Pelliccia Antonio, Quattrini Filippo M
Institute of Sport Medicine and Science, Rome, Italy.
Institute of Sport Medicine and Science, Rome, Italy.
J Electrocardiol. 2015 May-Jun;48(3):385-9. doi: 10.1016/j.jelectrocard.2015.03.012. Epub 2015 Mar 12.
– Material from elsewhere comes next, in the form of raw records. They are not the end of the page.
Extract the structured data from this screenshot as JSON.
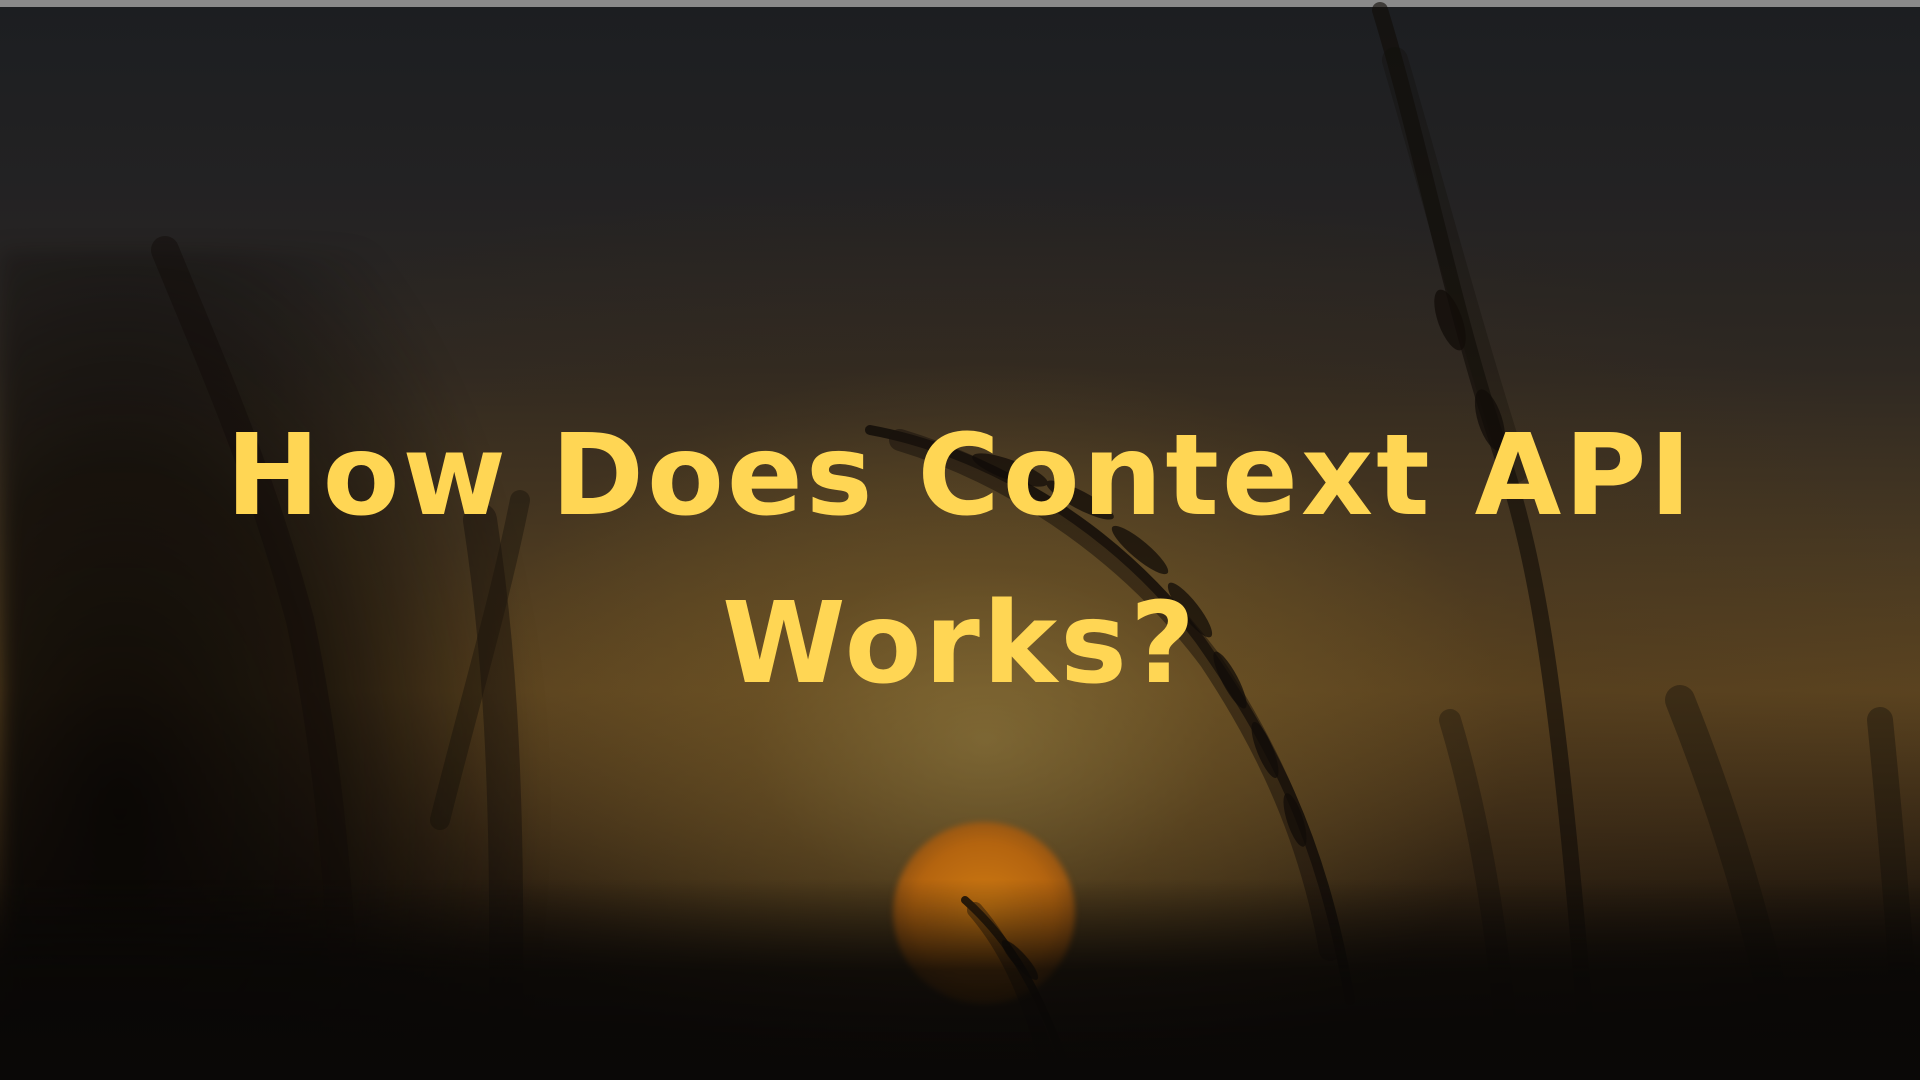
{
  "slide": {
    "title": "How Does Context API Works?"
  },
  "colors": {
    "title_text": "#ffd654",
    "sun": "#c5700f",
    "sky_top": "#1c1e21",
    "horizon_glow": "#8a7a45"
  },
  "background": {
    "image_subject": "grass-silhouette-at-sunset"
  }
}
The J-wave pattern on 12-lead ECG is traditionally defined as a positive deflection at junction between the end of the QRS and the beginning of the ST-segment. This pattern has recently been associated with increased risk for idiopathic ventricular fibrillation in the absence of cardiovascular disease. The interest for the clinical significance of J-wave pattern as a potential ECG hallmark of high risk for cardiac arrest has recently been reinforced by the growing practice of ECG screening, such as occurs in large population of young competitive athletes. The available scientific evidence shows that the J-wave pattern is relatively common in trained athletes (ranging from 14% to 44%) and, differently from subjects who suffered from ventricular fibrillation, commonly localized in lateral leads while it is relatively rare to be found in inferior leads. Furthermore the J-wave pattern has been demonstrated to be a dynamic phenomenon related to the training status, with the larger prominence at the peak of training and with an inverse relation between magnitude of J-wave and heart rate. In addition the J-wave pattern is usually associated with other ECG changes, such as increased QRS voltages and ST-segment elevation, as well as LV remodeling, suggesting that it likely represents another expression of the physiologic athlete's heart. Finally the scientific data available demonstrated that during a medium follow-up period the J-wave pattern does not convey risk for adverse cardiac events, including sudden death or ventricular tachyarrhythmias.
传统上,12导联心电图上的J波形态被定义为QRS波终点与ST段起点交界处的正向偏转。最近发现,这种形态与无心血管疾病的特发性心室颤动风险增加有关。心电图筛查(如在大量年轻竞技运动员群体中进行的筛查)的日益普及,最近进一步强化了人们对J波形态作为心脏骤停高风险潜在心电图标志的临床意义的关注。现有科学证据表明,J波形态在训练有素的运动员中相对常见(发生率在14%至44%之间),与心室颤动患者不同的是,它通常出现在侧壁导联,而在下壁导联相对少见。此外,J波形态已被证明是一种与训练状态相关的动态现象,在训练高峰期最为明显,且J波幅度与心率呈反比关系。另外,J波形态通常还与其他心电图变化相关,如QRS波电压增加、ST段抬高以及左心室重构,这表明它可能代表了生理性运动员心脏的另一种表现形式。最后,现有科学数据表明,在中期随访期间,J波形态不会带来不良心脏事件的风险,包括猝死或室性快速心律失常。